A Peruvian policeman shows printed sheets of counterfeit US $100 bills.
LIMA, Peru — False-bottomed suitcases carried by smugglers from Peru to the United States? “Mules” who swallow condom-wrapped pellets before boarding flights?
If you are thinking cocaine, then think again.
Criminals here have a new prohibited export to rival the Andean marching powder — fake dollars.
This South American country is now thought to be the world’s top producer of counterfeit greenbacks. Some 17 percent of the false bills circulating in the United States come from Peru, one US law enforcement official told GlobalPost.
Peruvian crooks aren't just churning out vast numbers of phony $20, $50 and $100 bills: They are also making much higher quality fakes than the false dollars produced within the US.

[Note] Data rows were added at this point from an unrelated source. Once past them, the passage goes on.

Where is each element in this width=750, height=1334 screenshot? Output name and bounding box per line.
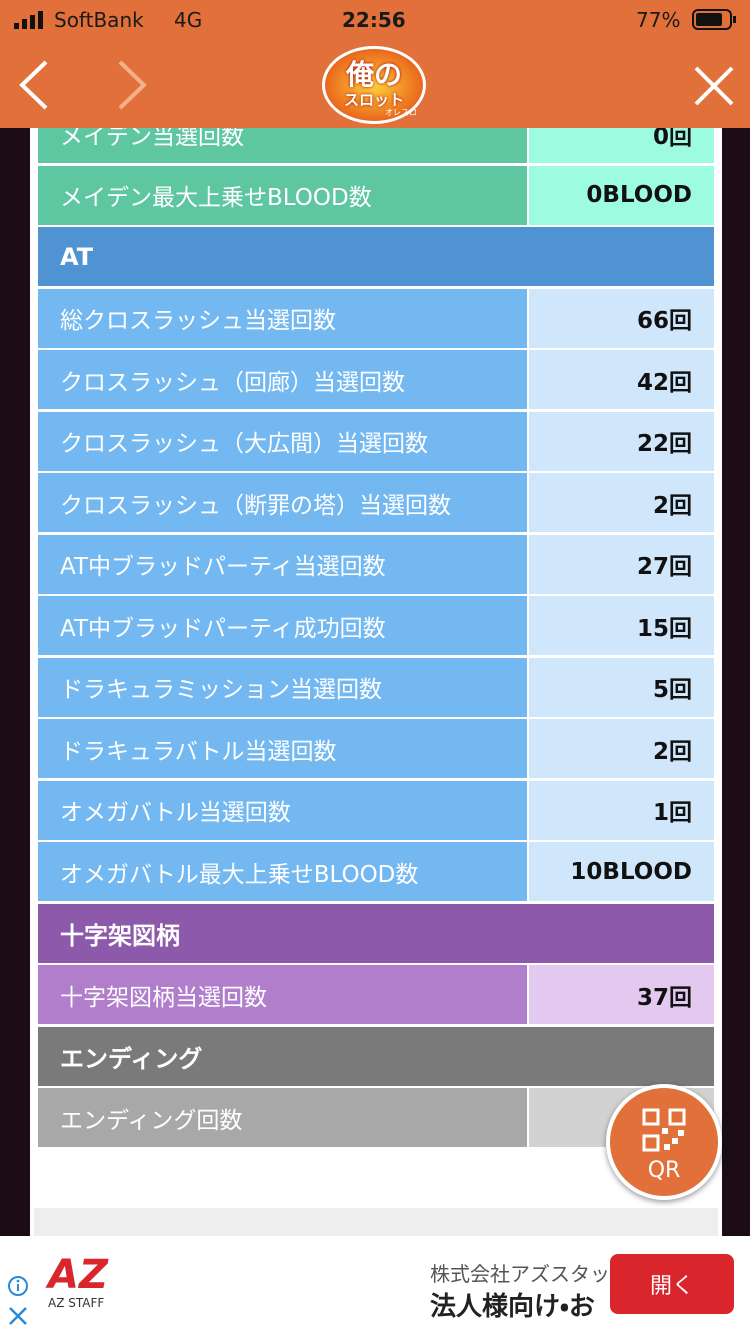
row-value: 0BLOOD xyxy=(529,165,714,225)
clock: 22:56 xyxy=(342,8,406,32)
ad-headline: 法人様向け・お xyxy=(430,1292,595,1322)
row-label: クロスラッシュ（回廊）当選回数 xyxy=(38,350,527,409)
forward-button[interactable] xyxy=(112,58,152,112)
row-value: 10BLOOD xyxy=(529,842,714,901)
logo-sub: スロット xyxy=(343,91,404,109)
row-value: 5回 xyxy=(529,657,714,717)
row-value: 22回 xyxy=(529,411,714,471)
logo-small: オレスロ xyxy=(385,108,417,117)
logo[interactable]: 俺の スロット オレスロ xyxy=(322,46,426,124)
footer-area xyxy=(34,1208,718,1238)
row-label: AT中ブラッドパーティ当選回数 xyxy=(38,534,527,594)
qr-label: QR xyxy=(647,1158,681,1183)
ad-company: 株式会社アズスタッ xyxy=(430,1262,610,1286)
row-label: メイデン最大上乗せBLOOD数 xyxy=(38,165,527,225)
ad-brand: AZ xyxy=(48,1252,108,1298)
row-value: 2回 xyxy=(529,473,714,532)
row-value: 27回 xyxy=(529,534,714,594)
ad-icons[interactable] xyxy=(6,1274,30,1334)
row-label: エンディング回数 xyxy=(38,1088,527,1147)
qr-icon xyxy=(642,1108,686,1152)
row-value: 66回 xyxy=(529,288,714,348)
battery-icon xyxy=(692,9,736,30)
row-label: 十字架図柄当選回数 xyxy=(38,965,527,1024)
status-bar: SoftBank 4G 22:56 77% xyxy=(0,0,750,40)
ad-open-button[interactable]: 開く xyxy=(610,1254,734,1314)
row-value: 42回 xyxy=(529,350,714,409)
section-header: 十字架図柄 xyxy=(38,903,714,963)
row-label: ドラキュラバトル当選回数 xyxy=(38,719,527,778)
row-label: ドラキュラミッション当選回数 xyxy=(38,657,527,717)
row-label: オメガバトル最大上乗せBLOOD数 xyxy=(38,842,527,901)
row-value: 2回 xyxy=(529,719,714,778)
row-label: AT中ブラッドパーティ成功回数 xyxy=(38,596,527,655)
qr-button[interactable]: QR xyxy=(606,1084,722,1200)
section-header: AT xyxy=(38,227,714,286)
ad-brand-sub: AZ STAFF xyxy=(48,1296,105,1310)
section-header: エンディング xyxy=(38,1026,714,1086)
logo-main: 俺の xyxy=(345,58,402,91)
back-button[interactable] xyxy=(14,58,54,112)
network: 4G xyxy=(174,8,203,32)
ad-banner: AZ AZ STAFF 株式会社アズスタッ 法人様向け・お 開く xyxy=(0,1236,750,1334)
row-value: 1回 xyxy=(529,780,714,840)
signal-icon xyxy=(14,11,43,29)
row-label: オメガバトル当選回数 xyxy=(38,780,527,840)
row-label: クロスラッシュ（大広間）当選回数 xyxy=(38,411,527,471)
row-value: 37回 xyxy=(529,965,714,1024)
row-label: クロスラッシュ（断罪の塔）当選回数 xyxy=(38,473,527,532)
row-label: 総クロスラッシュ当選回数 xyxy=(38,288,527,348)
close-button[interactable] xyxy=(692,64,736,108)
battery-percent: 77% xyxy=(636,8,681,32)
row-value: 15回 xyxy=(529,596,714,655)
nav-bar: 俺の スロット オレスロ xyxy=(0,40,750,128)
carrier: SoftBank xyxy=(54,8,144,32)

One of the reasons is technology. The counterfeiting gangs here use offset printers rather than photocopiers. But Peru is also home to some of the world’s most skilled counterfeiters, who employ painstaking, traditional techniques to give their bills apparent authenticity.
“They are specialists in giving it the tonality, texture, the watermark. Each of these bills goes through a rigorous process,” says Col. Segundo Portocarrero, head of the Peruvian police’s anti-fraud unit.
As he talks, Portocarrero illustrates how the gangs use a needle to pierce the bills and pull through a fake metal security thread, an extremely delicate, time-consuming task that only the steadiest, most skilled hands can pull off.